The changes to the Export Market Development Grants Act 1997 that will affect the eligibility of expenses incurred from 1 July 2016 (and claimed from 1 July 2017) are:

  • Communications costs have been removed as an eligible expenditure category
  • A limit of $15,000 has been placed on the free sample expenditure category, noting that for claimants that are combining two years of expenditure, and one of these years is the 2015-16 financial year, no limit applies
  • The provision for the reimbursement of in-country travel (other than airfares) has been repealed and the amount of the daily allowance for overseas visits has been increased to $350 (from $300)
  • The list of excluded expenses now includes those expenses relating to eligible promotional activities, things or eligible products that may have had a detrimental impact on Australia’s trade reputation.

NB:With the exception of the “free sample” cap, these changes apply from the 2016-17 grant year onward and will therefore also apply to year 1 claims for that grant year that are combining two years of expenses.

The Free Samples cap will ‘save’ and estimated $1.7m and affect 120 export businesses.
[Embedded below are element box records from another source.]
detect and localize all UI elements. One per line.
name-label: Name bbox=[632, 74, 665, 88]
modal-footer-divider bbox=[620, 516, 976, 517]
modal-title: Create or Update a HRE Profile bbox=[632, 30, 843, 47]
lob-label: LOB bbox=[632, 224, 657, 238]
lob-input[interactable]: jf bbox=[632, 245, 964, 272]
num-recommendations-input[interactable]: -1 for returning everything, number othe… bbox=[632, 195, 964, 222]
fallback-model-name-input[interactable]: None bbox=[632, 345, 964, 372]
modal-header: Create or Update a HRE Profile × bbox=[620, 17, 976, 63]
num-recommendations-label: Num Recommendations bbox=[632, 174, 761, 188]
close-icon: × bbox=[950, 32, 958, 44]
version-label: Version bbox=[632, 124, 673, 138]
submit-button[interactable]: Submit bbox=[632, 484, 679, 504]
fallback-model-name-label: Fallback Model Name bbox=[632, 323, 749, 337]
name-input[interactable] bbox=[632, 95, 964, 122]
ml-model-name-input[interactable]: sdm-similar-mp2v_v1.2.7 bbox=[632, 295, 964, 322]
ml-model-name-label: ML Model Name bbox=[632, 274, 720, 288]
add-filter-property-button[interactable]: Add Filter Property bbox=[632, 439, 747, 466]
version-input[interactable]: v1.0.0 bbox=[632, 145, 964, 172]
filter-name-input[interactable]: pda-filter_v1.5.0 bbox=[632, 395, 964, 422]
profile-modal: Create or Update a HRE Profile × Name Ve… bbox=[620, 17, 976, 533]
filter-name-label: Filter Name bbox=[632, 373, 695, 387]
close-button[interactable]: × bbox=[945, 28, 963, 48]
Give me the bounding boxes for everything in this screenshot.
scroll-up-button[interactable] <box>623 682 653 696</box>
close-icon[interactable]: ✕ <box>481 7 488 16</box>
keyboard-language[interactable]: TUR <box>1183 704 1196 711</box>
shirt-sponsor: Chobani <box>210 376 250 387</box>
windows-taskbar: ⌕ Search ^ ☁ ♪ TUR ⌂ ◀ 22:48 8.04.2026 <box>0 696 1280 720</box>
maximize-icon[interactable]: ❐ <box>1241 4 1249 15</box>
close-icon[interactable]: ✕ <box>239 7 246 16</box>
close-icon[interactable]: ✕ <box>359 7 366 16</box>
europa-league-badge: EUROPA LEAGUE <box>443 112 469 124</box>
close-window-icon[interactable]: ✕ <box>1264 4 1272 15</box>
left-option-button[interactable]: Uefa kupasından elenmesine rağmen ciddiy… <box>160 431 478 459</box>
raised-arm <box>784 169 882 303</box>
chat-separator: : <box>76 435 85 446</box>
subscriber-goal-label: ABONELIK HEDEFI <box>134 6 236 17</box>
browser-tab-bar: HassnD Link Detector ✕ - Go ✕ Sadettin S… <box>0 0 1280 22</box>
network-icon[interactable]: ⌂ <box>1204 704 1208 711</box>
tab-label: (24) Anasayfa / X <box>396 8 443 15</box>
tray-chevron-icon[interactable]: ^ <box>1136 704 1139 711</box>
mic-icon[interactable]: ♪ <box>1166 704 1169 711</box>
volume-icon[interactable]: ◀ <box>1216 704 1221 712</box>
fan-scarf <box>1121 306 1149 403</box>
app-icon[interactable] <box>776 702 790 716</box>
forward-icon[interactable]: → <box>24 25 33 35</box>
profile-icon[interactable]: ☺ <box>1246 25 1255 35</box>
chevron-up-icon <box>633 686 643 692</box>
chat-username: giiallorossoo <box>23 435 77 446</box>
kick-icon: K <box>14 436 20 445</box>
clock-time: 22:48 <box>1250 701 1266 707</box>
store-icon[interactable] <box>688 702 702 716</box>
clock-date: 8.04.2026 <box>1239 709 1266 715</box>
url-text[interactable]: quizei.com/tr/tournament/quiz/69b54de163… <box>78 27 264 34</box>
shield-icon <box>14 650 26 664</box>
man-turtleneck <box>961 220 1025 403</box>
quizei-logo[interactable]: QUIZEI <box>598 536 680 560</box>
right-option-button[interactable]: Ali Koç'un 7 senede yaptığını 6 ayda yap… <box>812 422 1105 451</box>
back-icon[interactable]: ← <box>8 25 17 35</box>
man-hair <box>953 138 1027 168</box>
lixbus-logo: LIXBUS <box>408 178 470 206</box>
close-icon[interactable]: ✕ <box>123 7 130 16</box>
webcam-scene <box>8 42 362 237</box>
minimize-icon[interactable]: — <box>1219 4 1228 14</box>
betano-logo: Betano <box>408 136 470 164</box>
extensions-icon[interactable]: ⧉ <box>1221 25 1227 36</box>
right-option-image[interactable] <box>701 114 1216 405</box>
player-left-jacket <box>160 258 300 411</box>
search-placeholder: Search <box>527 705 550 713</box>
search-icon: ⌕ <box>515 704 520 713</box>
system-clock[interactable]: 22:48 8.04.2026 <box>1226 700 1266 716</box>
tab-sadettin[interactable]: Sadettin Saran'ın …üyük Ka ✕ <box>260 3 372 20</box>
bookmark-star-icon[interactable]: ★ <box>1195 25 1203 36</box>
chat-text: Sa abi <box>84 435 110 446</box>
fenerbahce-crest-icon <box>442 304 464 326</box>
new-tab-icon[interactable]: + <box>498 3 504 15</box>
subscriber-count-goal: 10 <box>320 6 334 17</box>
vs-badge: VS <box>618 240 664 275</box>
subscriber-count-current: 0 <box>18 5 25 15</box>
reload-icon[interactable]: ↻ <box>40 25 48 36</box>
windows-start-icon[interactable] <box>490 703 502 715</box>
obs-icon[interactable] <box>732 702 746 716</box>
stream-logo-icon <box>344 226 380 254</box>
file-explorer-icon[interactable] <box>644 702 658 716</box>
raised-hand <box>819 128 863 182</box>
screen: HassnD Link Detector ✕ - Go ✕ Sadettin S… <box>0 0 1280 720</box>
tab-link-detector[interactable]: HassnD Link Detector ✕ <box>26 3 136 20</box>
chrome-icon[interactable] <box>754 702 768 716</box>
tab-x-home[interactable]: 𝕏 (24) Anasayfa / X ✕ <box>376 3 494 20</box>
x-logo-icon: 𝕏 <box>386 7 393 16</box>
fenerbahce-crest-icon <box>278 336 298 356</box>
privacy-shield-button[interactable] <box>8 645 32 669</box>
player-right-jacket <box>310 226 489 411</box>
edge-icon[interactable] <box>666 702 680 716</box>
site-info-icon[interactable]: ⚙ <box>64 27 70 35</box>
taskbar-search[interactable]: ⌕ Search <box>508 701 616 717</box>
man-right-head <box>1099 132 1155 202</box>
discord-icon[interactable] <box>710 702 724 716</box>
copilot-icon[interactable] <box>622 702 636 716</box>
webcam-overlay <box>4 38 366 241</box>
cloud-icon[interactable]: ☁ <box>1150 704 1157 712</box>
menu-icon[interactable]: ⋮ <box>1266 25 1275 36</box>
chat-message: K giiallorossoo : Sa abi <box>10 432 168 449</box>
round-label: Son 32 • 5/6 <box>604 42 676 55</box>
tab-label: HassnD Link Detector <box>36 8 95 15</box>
The removal of the communications allowance will save an estimated $4m, not nearly enough to make up the budget shortfall and these two ‘savings’ measures may well be offset by the increase in overseas visitor allowance from $300 to $350 per day.

Putting aside these so called ‘savings’ measures the Government has done little with this amending legislation to address the fact that the scheme remains underfunded. Demand for the scheme has increased from $136M for claims lodged in 2013-14 (2,715) to $170M for claims (3,321) lodged in 2015-16 a shortfall of $33m when viewed in the light of the current budget allocation of $137m PA. This shortfall will result in many Australian exporters being shortchanged when the second tranche payments are made in June 2016 .

I expect we are going to see some election lobbying in the lead up to the 2016 election from the Export Consultants Association and Export Council of Australia and others focused on increased funding for EMDG . I for one will be making the case to the Liberal party, Labor party the Greens and the Nick Xenophon Team for an increase in EMDG funding.